I've just finished work by a Puritan, John Owen. In some ways, I wish I had the heart of a Puritan. It seems that everything is black and white. The scriptures are studied and presented in a way where, this is the truth of Christ, and this over here, is not. I love it. There's no gray area to be discussed. In Mortification of Sin, Owen explains in ways (many over my head) that as believers, as followers saved by Christ, we must kill our sins daily. And, not take our sins, make it fit into something we want it to and say - oh you silly sin, I know that there is grace to cover you so I won't worry about you any more - but, to actually demolish, or mortify, our sins from our souls (by Christ's mercy of course).


"He is grieved by it. As a tender and loving friend is grieved at the unkindness of his friend, of whom he hath well deserved, so is it with this tender and loving spirit who hath chosen our hearts for a habitation to dwell in, and there to do for us all that our souls desire. He is grieved by our harbouring his enemies, and those whom he is to destroy, in our hearts with him."


I just love that visual. If saved by Christ - your body is not your own. It is now a home for Christ's spirit to live. Why, if we truly loved and wanted to honor Christ, would we invite "his enemies," our silly sins, to come live alongside Christ? Something about that just shouldn't sit well...


This book seems to be spot-on in explaining sin and the destruction of it. I highly recommend for any one looking for this type of read.

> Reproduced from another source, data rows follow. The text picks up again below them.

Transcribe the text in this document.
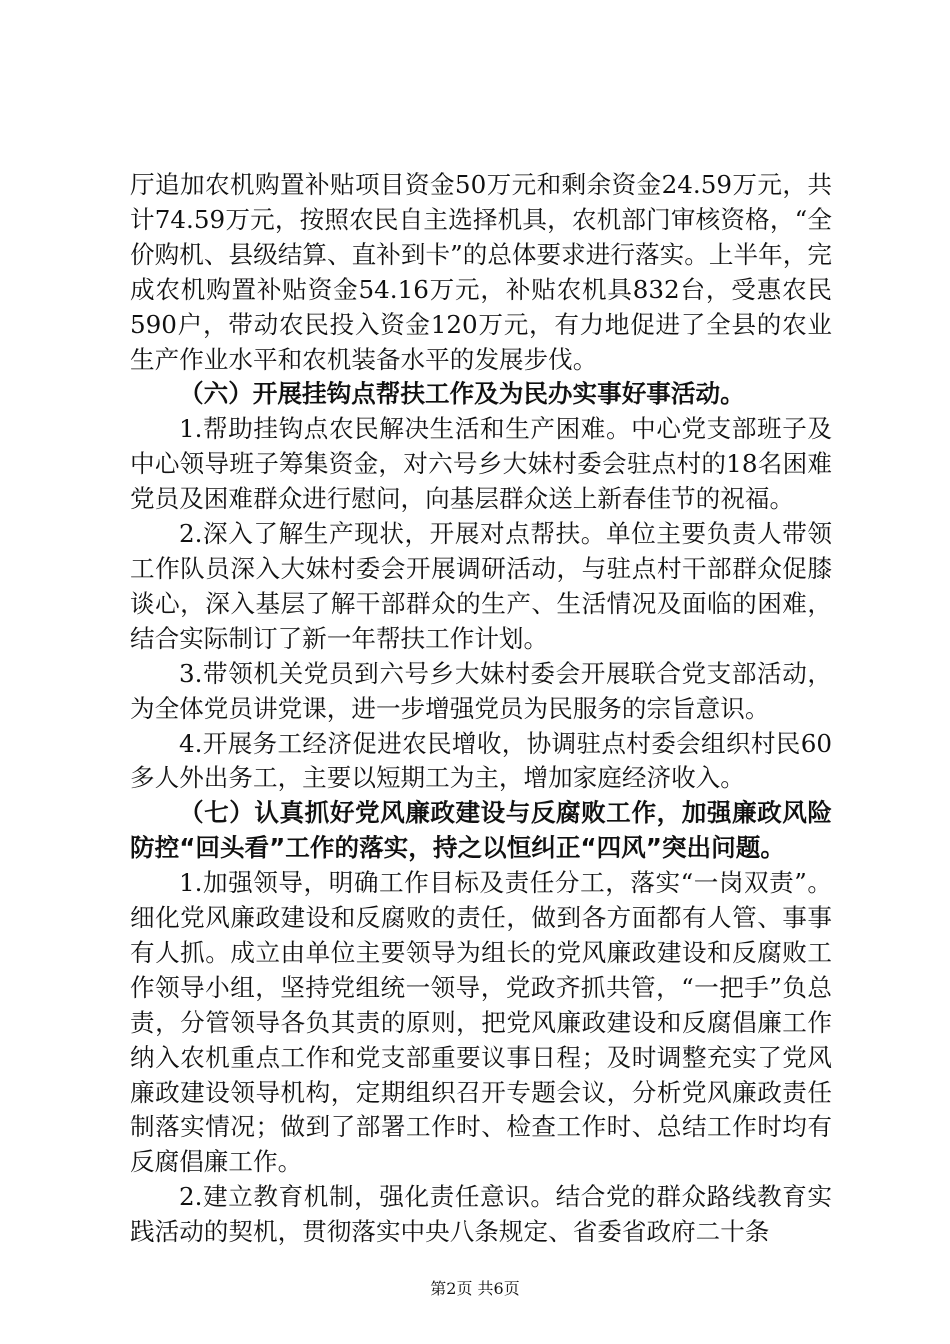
厅追加农机购置补贴项目资金50万元和剩余资金24.59万元，共计74.59万元，按照农民自主选择机具，农机部门审核资格，“全价购机、县级结算、直补到卡”的总体要求进行落实。上半年，完成农机购置补贴资金54.16万元，补贴农机具832台，受惠农民590户，带动农民投入资金120万元，有力地促进了全县的农业生产作业水平和农机装备水平的发展步伐。

（六）开展挂钩点帮扶工作及为民办实事好事活动。

1.帮助挂钩点农民解决生活和生产困难。中心党支部班子及中心领导班子筹集资金，对六号乡大妹村委会驻点村的18名困难党员及困难群众进行慰问，向基层群众送上新春佳节的祝福。

2.深入了解生产现状，开展对点帮扶。单位主要负责人带领工作队员深入大妹村委会开展调研活动，与驻点村干部群众促膝谈心，深入基层了解干部群众的生产、生活情况及面临的困难，结合实际制订了新一年帮扶工作计划。

3.带领机关党员到六号乡大妹村委会开展联合党支部活动，为全体党员讲党课，进一步增强党员为民服务的宗旨意识。

4.开展务工经济促进农民增收，协调驻点村委会组织村民60多人外出务工，主要以短期工为主，增加家庭经济收入。

（七）认真抓好党风廉政建设与反腐败工作，加强廉政风险防控“回头看”工作的落实，持之以恒纠正“四风”突出问题。

1.加强领导，明确工作目标及责任分工，落实“一岗双责”。细化党风廉政建设和反腐败的责任，做到各方面都有人管、事事有人抓。成立由单位主要领导为组长的党风廉政建设和反腐败工作领导小组，坚持党组统一领导，党政齐抓共管，“一把手”负总责，分管领导各负其责的原则，把党风廉政建设和反腐倡廉工作纳入农机重点工作和党支部重要议事日程；及时调整充实了党风廉政建设领导机构，定期组织召开专题会议，分析党风廉政责任制落实情况；做到了部署工作时、检查工作时、总结工作时均有反腐倡廉工作。

2.建立教育机制，强化责任意识。结合党的群众路线教育实践活动的契机，贯彻落实中央八条规定、省委省政府二十条

第2页 共6页
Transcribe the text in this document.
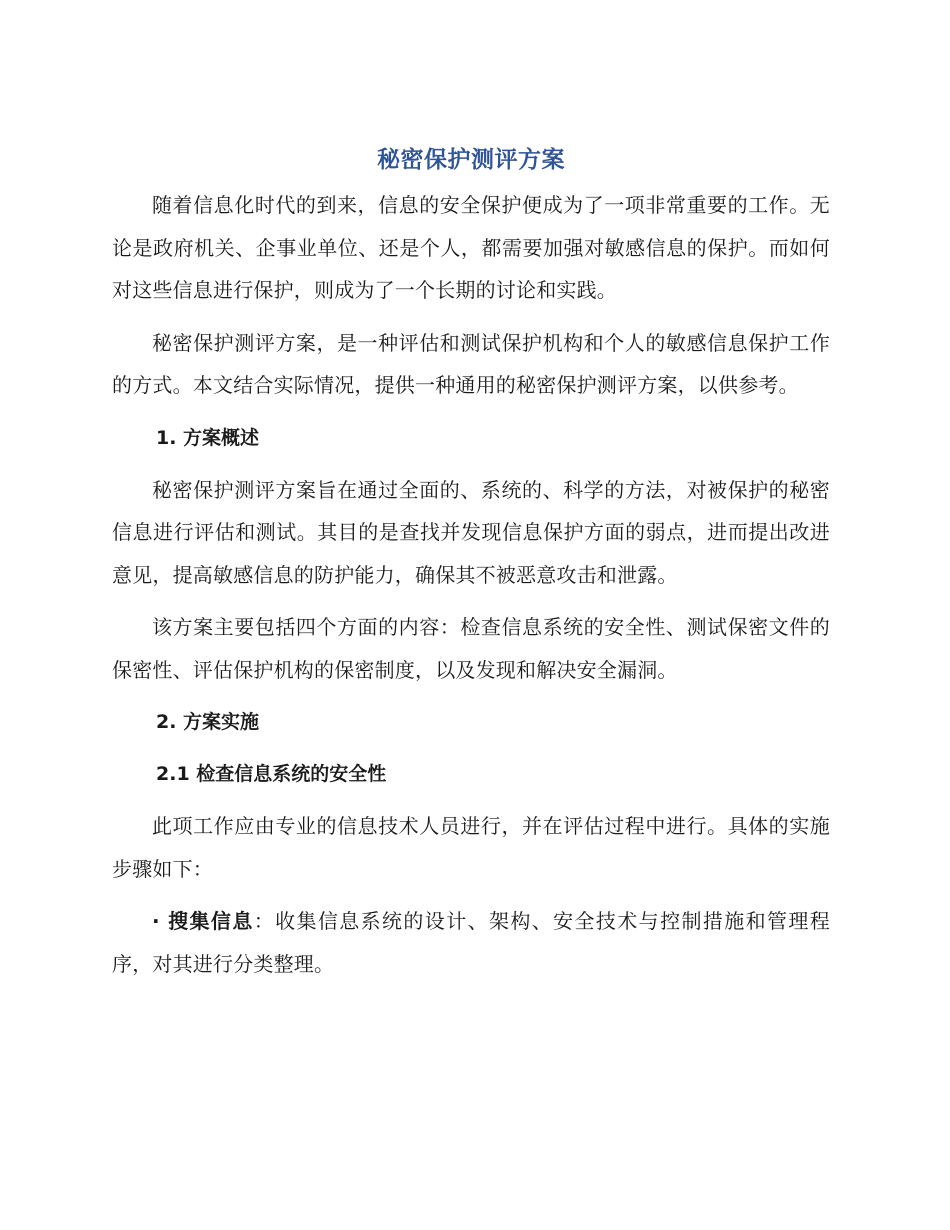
秘密保护测评方案

随着信息化时代的到来，信息的安全保护便成为了一项非常重要的工作。无论是政府机关、企事业单位、还是个人，都需要加强对敏感信息的保护。而如何对这些信息进行保护，则成为了一个长期的讨论和实践。

秘密保护测评方案，是一种评估和测试保护机构和个人的敏感信息保护工作的方式。本文结合实际情况，提供一种通用的秘密保护测评方案，以供参考。

1. 方案概述

秘密保护测评方案旨在通过全面的、系统的、科学的方法，对被保护的秘密信息进行评估和测试。其目的是查找并发现信息保护方面的弱点，进而提出改进意见，提高敏感信息的防护能力，确保其不被恶意攻击和泄露。

该方案主要包括四个方面的内容：检查信息系统的安全性、测试保密文件的保密性、评估保护机构的保密制度，以及发现和解决安全漏洞。

2. 方案实施
2.1 检查信息系统的安全性

此项工作应由专业的信息技术人员进行，并在评估过程中进行。具体的实施步骤如下：

· 搜集信息：收集信息系统的设计、架构、安全技术与控制措施和管理程序，对其进行分类整理。
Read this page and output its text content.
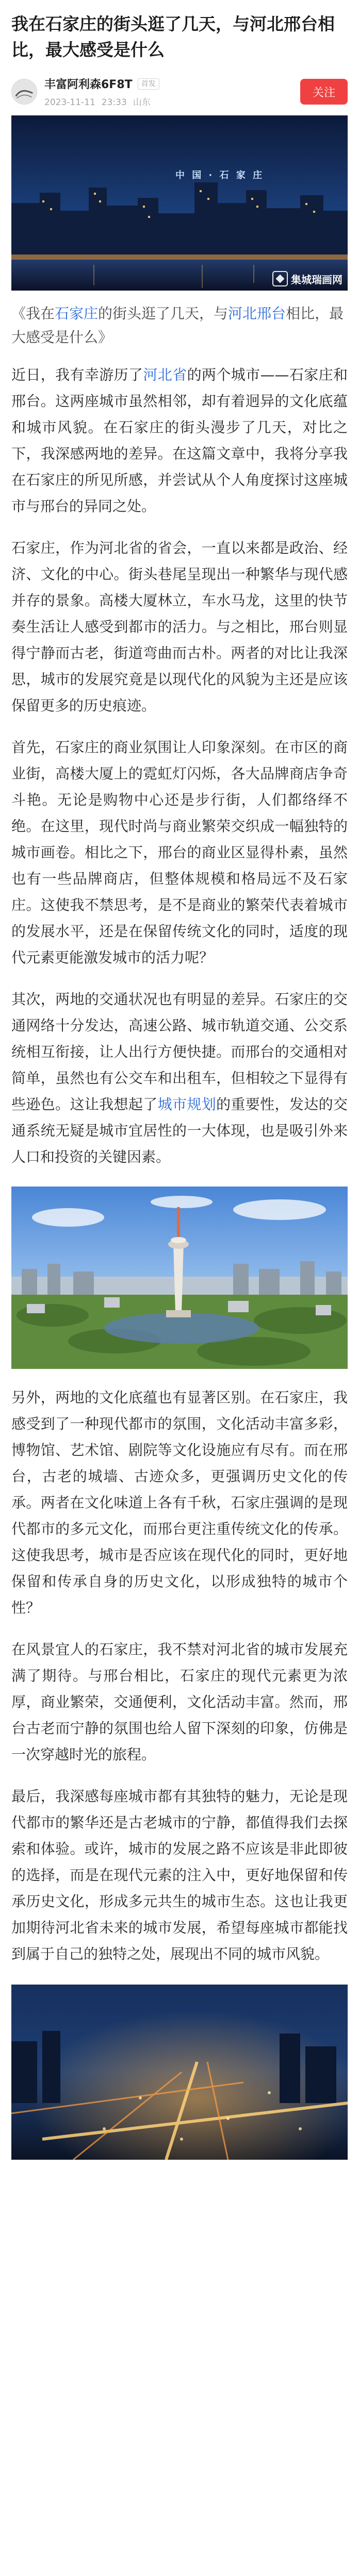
我在石家庄的街头逛了几天，与河北邢台相比，最大感受是什么
丰富阿利森6F8T	首发
2023-11-11 23:33 山东
关注
中 国 · 石 家 庄
集城瑞画网

《我在石家庄的街头逛了几天，与河北邢台相比，最大感受是什么》

近日，我有幸游历了河北省的两个城市——石家庄和邢台。这两座城市虽然相邻，却有着迥异的文化底蕴和城市风貌。在石家庄的街头漫步了几天，对比之下，我深感两地的差异。在这篇文章中，我将分享我在石家庄的所见所感，并尝试从个人角度探讨这座城市与邢台的异同之处。

石家庄，作为河北省的省会，一直以来都是政治、经济、文化的中心。街头巷尾呈现出一种繁华与现代感并存的景象。高楼大厦林立，车水马龙，这里的快节奏生活让人感受到都市的活力。与之相比，邢台则显得宁静而古老，街道弯曲而古朴。两者的对比让我深思，城市的发展究竟是以现代化的风貌为主还是应该保留更多的历史痕迹。

首先，石家庄的商业氛围让人印象深刻。在市区的商业街，高楼大厦上的霓虹灯闪烁，各大品牌商店争奇斗艳。无论是购物中心还是步行街，人们都络绎不绝。在这里，现代时尚与商业繁荣交织成一幅独特的城市画卷。相比之下，邢台的商业区显得朴素，虽然也有一些品牌商店，但整体规模和格局远不及石家庄。这使我不禁思考，是不是商业的繁荣代表着城市的发展水平，还是在保留传统文化的同时，适度的现代元素更能激发城市的活力呢？

其次，两地的交通状况也有明显的差异。石家庄的交通网络十分发达，高速公路、城市轨道交通、公交系统相互衔接，让人出行方便快捷。而邢台的交通相对简单，虽然也有公交车和出租车，但相较之下显得有些逊色。这让我想起了城市规划的重要性，发达的交通系统无疑是城市宜居性的一大体现，也是吸引外来人口和投资的关键因素。

另外，两地的文化底蕴也有显著区别。在石家庄，我感受到了一种现代都市的氛围，文化活动丰富多彩，博物馆、艺术馆、剧院等文化设施应有尽有。而在邢台，古老的城墙、古迹众多，更强调历史文化的传承。两者在文化味道上各有千秋，石家庄强调的是现代都市的多元文化，而邢台更注重传统文化的传承。这使我思考，城市是否应该在现代化的同时，更好地保留和传承自身的历史文化，以形成独特的城市个性？

在风景宜人的石家庄，我不禁对河北省的城市发展充满了期待。与邢台相比，石家庄的现代元素更为浓厚，商业繁荣，交通便利，文化活动丰富。然而，邢台古老而宁静的氛围也给人留下深刻的印象，仿佛是一次穿越时光的旅程。

最后，我深感每座城市都有其独特的魅力，无论是现代都市的繁华还是古老城市的宁静，都值得我们去探索和体验。或许，城市的发展之路不应该是非此即彼的选择，而是在现代元素的注入中，更好地保留和传承历史文化，形成多元共生的城市生态。这也让我更加期待河北省未来的城市发展，希望每座城市都能找到属于自己的独特之处，展现出不同的城市风貌。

In the end, like any thing in life should be, it comes back to our Christ.


"Set faith at work on Christ for the killing of thy sin. His blood is the great sovereign remedy for sin-sick souls. Live in this, and thou wilt die a conqueror; yea, thou wilt, through the good providence of god, live to see thy lust dead at thy feet."


I pray that I can practice daily the mortification of my sins, and that I remember his blood is the sovereign remedy for my sin-sick soul. Victory will come in the end for Christ and me.